Vejo Nakamura cortar a turba mais rápido que eu, vejo Nakamura atravessar antes de mim e estou a cinco passos do edifício e dez andares do escritório, a um minuto de espera e da subida no elevador. Nakamura sempre sobe primeiro, Nakamura vai conseguir a promoção. Nakamura impõe com firmeza seu corpo franzino à frente de um homem que olha a vitrine da Varca, investe contra nova parede de secretárias esfomeadas, enfrentando a ameaça de seus sapatos de saltos como pontas de lanças finas. Como quem nasce para dentro do prédio, Nakamura enfia a cabeça, depois os ombros, depois o tronco e pernas e pés e pronto: está no hall.
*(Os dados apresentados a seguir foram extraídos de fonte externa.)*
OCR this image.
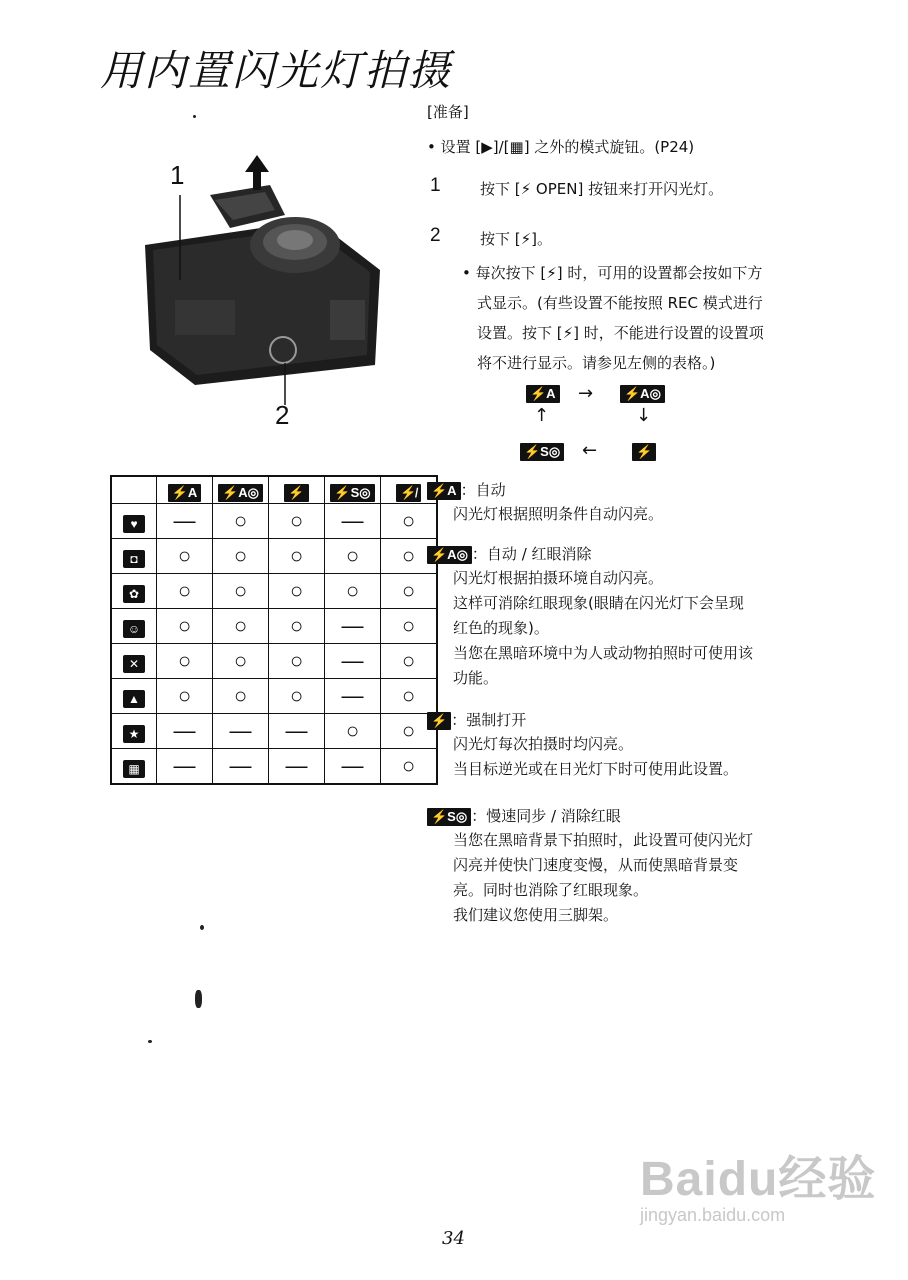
用内置闪光灯拍摄
1
2
	⚡A	⚡A◎	⚡	⚡S◎	⚡̸
♥	—	○	○	—	○
◘	○	○	○	○	○
✿	○	○	○	○	○
☺	○	○	○	—	○
✕	○	○	○	—	○
▲	○	○	○	—	○
★	—	—	—	○	○
▦	—	—	—	—	○
[准备]
• 设置 [▶]/[▦] 之外的模式旋钮。(P24)
1	按下 [⚡ OPEN] 按钮来打开闪光灯。
2	按下 [⚡]。
• 每次按下 [⚡] 时，可用的设置都会按如下方
式显示。(有些设置不能按照 REC 模式进行
设置。按下 [⚡] 时，不能进行设置的设置项
将不进行显示。请参见左侧的表格。)
⚡A →	⚡A◎
↑	↓
⚡S◎ ←	⚡
⚡A ：自动
闪光灯根据照明条件自动闪亮。
⚡A◎ ：自动 / 红眼消除
闪光灯根据拍摄环境自动闪亮。
这样可消除红眼现象(眼睛在闪光灯下会呈现
红色的现象)。
当您在黑暗环境中为人或动物拍照时可使用该
功能。
⚡ ：强制打开
闪光灯每次拍摄时均闪亮。
当目标逆光或在日光灯下时可使用此设置。
⚡S◎ ：慢速同步 / 消除红眼
当您在黑暗背景下拍照时，此设置可使闪光灯
闪亮并使快门速度变慢，从而使黑暗背景变
亮。同时也消除了红眼现象。
我们建议您使用三脚架。
Baidu经验
jingyan.baidu.com
34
É Nakamura que o chefe sempre vê antes de mim; eu chego atrás, injustamente julgado: folgado, atrasado, irresponsável. Não desta vez. Agora vai dar, sim, pois eu vou e piso e esbarro, esmago, sujo e caio e levanto e todos me olham e chego e até cumprimento "Nakamura!" num tom agradável, apesar da falta de ar. Observo a luz vermelha descendo os andares: 12, 11, 10, 9, 8, 7, 6, 5, 4, 3, 2 e, quando chega ao 1, Nakamura me empurra discretamente para escanteio, vai passar na minha frente. E passa. A turba faz o mesmo, fico para trás. Outros se aglomeram atrás de Nakamura, só conseguirei subir na próxima leva. Quando a porta do elevador se abre, Nakamura é o primeiro: joga a perna direita e depois a esquerda e o corpo veloz -e o que aconteceu?
Está escuro, a porta aberta dá para o breu, a porta aberta dá para o nada, e Nakamura tenta inutilmente deter seu peso no ar. Percebem tarde demais que ele ainda apelou com a mão antes de cair.
Não posso dizer que estou 100% satisfeito com meu novo cargo. Abaixo de mim, agora, já tem um funcionário querendo subir.